Weekend update

It’s another weekend, which means it’s time for another weekend update. In no particular order: I have a lovely week of vacation behind me and another one ahead, and enough writing in the bank to more than cover the upcoming week in which I won’t have time to write at all. There are a few things I’ll gabble about in no particular order, though.

Number one: although I have the next story planned out, I’m looking even further past that to whichever tale comes next. There are a few contenders. Number one is another Sam Hill entry, with a rather more inventive science-fictiony murder, but the limited experience I have with mystery as a genre tends to make me a bit edgy about doing that one so soon. Number two is another skypirates tale, going back a little further in history to either the Long Nines’ heyday as pirates, or to some of the backstory surrounding the formation of the gang. The oft-referenced Panama incident is something I want to hit eventually, but I’d like to give it a novel-length treatment.

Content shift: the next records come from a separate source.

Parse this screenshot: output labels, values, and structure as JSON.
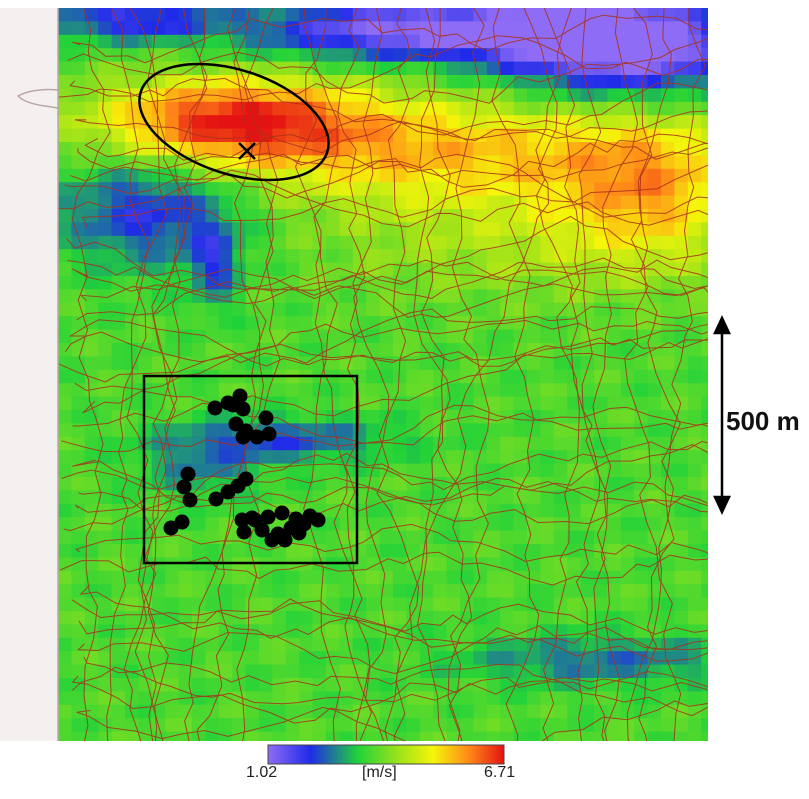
{
  "scale_bar": {
    "label": "500 m"
  },
  "colorbar": {
    "min_label": "1.02",
    "unit_label": "[m/s]",
    "max_label": "6.71",
    "min_value": 1.02,
    "max_value": 6.71,
    "colors": [
      "#8f6cf5",
      "#1f2be8",
      "#20d23a",
      "#7ee01c",
      "#f5f50a",
      "#ff8a18",
      "#e41212"
    ]
  },
  "colors": {
    "contour": "#a8301c",
    "marker": "#000000",
    "coast": "#b9a7a7"
  },
  "markers": {
    "count": 36
  }
}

There’s also my as-yet-unrevealed novel-length project, but that one’s not past the world-building phase yet, and I eventually plan to write a series of stories akin to We Sail Off To War, a chronicle of the career of officer Conan Forsythe. Natural, really, given that the setting is my Napoleonic Wars in space, and Napoleonic Wars-era naval stories breed Aubreys and Hornblowers.

Finally, a word on Nathaniel Cannon the character: as I’ve mentioned before, the skypirates setting is the outgrowth of a roleplaying game setting that never got played. Of the characters who feature in skypirates stories, only Cannon ever had a character sheet done up, whence come some of his flaws: the Glassjaw Cannon thing from Lost City of Pitu, for one, and also his propensity toward complicated plans1. I’m tempted to work up character sheets for the other major characters—less as hard-and-fast guides and more as a way to explore what sorts of flaws I think they ought to have.

1. Since it was supposed to be a Savage Worlds game, I spun my own mechanical flaw: ‘Blofeld Complex’, the compulsion to come up with plans with too many moving parts.